Sie verabschiedeten sich von Aéd und sattelten rasch die Pferde. Dabei entging ihnen nicht, dass in Corgans Dorf noch immer eine angespannte Stimmung herrschte. Córiel hoffte, Aéd würde rasch für Beruhigung sorgen können.

Jarbeorn und Córiel trieben ihre Pferde zur Eile an, denn sie wollten Dunland rasch hinter sich lassen. Jetzt, wo das Gerücht umging, dass ein elbischer Attentäter den Wolfskönig angegriffen hatte, wollte Córiel kein Risiko eingehen. Sie verbarg ihre verräterischen Ohren unter ihrer Kapuze und hielt den Kopf bedeckt.
Die Landschaft veränderte sich langsam, während sie weiter nach Norden kamen. In diesem Teil Dunlands wuchsen mehr Bäume, und das Gras färbte sich grün, im Gegensatz zu dem braunen Gras der Ebene. Immer wieder überquerten sie kleine Bäche, die vom Gebirge nach Westen zum Gwathló flossen. Dennoch war das Land noch immer recht steinig und übersät von großen und kleinen Felsen. Es wurde hügeliger, je weiter sie kamen, und das bremste ihren eiligen Ritt mehr und mehr aus.
Gegen Mittag des selben Tages machten sie eine Pause in einer kleinen Mulde, die am Fuß eines besonders hohen Hügels lag. Aéd hatte ihre Vorräte aufstocken lassen, weshalb sie noch immer kein Feuer entzünden mussten. Jarbeorn hatte sich der Länge nach ins weiche Moos gelegt, das am Boden der Mulde wuchs, und blinzelte träge ins helle Licht der Mittagssonne, die zwischen den Ästen der nahen Bäume hindurchblitzte. Auch Córiel fühlte sich schläfrig. Um bei voller Wachsamkeit zu bleiben, stand sie auf und ging auf und ab. Seltsamerweise spürte sie, wie sie dennoch mehr und mehr das Verlangen überkam, die Augen zu schließen. Regelmäßiges, lautstarkes Schnaufen zeigte ihr, dass Jarbeorn das bereits getan hatte. Córiel schüttelte den Kopf, um die Müdigkeit abzuschütteln, doch davon wurde ihr nur schwindlig. Taumelnd stützte sie sich auf ihren Speer, als sich ein Schatten über ihr Gesicht legte.
"Du siehst aber gar nicht gut aus," sagte eine Stimme. "Ein Mittagsschläfchen würde dir bestimmt gut tun. Danach fühlst du dich erfrischt und gestärkt für die Weiterreise."

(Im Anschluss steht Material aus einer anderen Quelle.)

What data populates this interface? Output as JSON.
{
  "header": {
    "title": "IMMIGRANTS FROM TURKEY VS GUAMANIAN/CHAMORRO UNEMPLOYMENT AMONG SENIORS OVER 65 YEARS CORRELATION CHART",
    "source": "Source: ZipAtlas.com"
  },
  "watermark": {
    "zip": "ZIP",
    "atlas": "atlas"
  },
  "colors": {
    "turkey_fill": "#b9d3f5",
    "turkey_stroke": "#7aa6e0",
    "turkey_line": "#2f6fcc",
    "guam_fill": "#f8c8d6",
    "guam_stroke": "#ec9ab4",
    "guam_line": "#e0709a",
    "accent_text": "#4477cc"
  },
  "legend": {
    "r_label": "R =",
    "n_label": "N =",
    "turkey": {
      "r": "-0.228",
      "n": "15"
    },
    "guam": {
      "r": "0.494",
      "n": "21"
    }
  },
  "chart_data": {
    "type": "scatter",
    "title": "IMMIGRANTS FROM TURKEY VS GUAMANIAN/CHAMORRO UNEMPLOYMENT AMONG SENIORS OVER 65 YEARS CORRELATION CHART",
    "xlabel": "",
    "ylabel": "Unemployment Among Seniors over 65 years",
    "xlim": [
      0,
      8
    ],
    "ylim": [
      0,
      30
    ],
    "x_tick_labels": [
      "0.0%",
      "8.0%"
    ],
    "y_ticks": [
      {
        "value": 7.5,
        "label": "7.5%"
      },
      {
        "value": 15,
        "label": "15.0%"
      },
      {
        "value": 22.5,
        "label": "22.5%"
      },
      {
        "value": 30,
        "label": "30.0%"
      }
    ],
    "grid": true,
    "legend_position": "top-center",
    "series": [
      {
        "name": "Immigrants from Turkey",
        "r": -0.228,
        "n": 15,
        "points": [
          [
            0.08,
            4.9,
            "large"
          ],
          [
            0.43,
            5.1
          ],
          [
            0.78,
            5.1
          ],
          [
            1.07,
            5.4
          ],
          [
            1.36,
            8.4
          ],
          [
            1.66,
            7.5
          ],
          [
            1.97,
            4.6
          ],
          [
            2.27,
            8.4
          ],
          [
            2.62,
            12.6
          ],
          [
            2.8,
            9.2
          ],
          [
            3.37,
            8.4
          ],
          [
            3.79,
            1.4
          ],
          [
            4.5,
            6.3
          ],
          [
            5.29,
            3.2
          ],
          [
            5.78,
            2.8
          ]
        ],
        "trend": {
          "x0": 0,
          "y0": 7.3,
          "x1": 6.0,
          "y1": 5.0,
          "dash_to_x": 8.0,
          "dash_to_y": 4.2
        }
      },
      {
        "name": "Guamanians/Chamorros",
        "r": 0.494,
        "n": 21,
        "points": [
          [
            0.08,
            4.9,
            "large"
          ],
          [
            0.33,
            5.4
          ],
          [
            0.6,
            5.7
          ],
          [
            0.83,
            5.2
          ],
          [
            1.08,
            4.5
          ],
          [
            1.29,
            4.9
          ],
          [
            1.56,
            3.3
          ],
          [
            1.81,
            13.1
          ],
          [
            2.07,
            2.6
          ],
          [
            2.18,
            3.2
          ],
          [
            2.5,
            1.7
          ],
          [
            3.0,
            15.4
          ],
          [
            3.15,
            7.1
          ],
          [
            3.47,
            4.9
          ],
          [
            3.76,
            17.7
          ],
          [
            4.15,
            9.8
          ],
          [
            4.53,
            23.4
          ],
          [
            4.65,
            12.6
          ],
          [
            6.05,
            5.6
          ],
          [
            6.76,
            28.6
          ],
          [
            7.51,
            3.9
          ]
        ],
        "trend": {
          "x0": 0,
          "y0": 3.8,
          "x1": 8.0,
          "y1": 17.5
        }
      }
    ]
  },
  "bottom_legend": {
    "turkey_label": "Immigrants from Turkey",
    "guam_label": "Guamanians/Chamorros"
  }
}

Córiel riss die Augen auf. Jemand beugte sich über sie. Sie brachte einen Moment, um die Dunländerin Veca zu erkennen. Córiel versuchte, sich aufzuraffen, doch dabei verlor sie das Gleichgewicht und landete auf ihrem Hinterteil.
"Wie seid ihr so schnell hierher gelangt?" stieß sie hervor.
"Widerspenstig gegen den guten Rat einer alten Freundin, was? Tsssk." Die merkwürdige Frau setzte sich neben Córiel und musterte sie.
"Was wollt Ihr von uns? Steht Ihr in Sarumans Diensten?" Córiel gelang es nun etwas besser, gegen die Müdigkeit anzukämpfen.
"So viele Fragen. Neugier steht dir nicht gut, meine Liebe. Ich sagte doch, du solltest lieber ein wenig schlafen."
"Antwortet mir," forderte Córiel, doch stattdessen erhob sich die Dunländerin und drohte ihr mit dem Finger. "Du hättest Kivan nicht töten sollen. Das war äußerst unhöflich von dir."
"Wovon... von wem sprichst du?" Córiel gelang es, aufzustehen.
Die Frau deutete anklagend auf Córiels Umhang, an dem noch Blutflecken zu sehen waren. "Du hast es nicht einmal für nötig gehalten, sein Blut abzuwaschen. Dabei hat er nur getan, was ich ihm aufgetragen habe."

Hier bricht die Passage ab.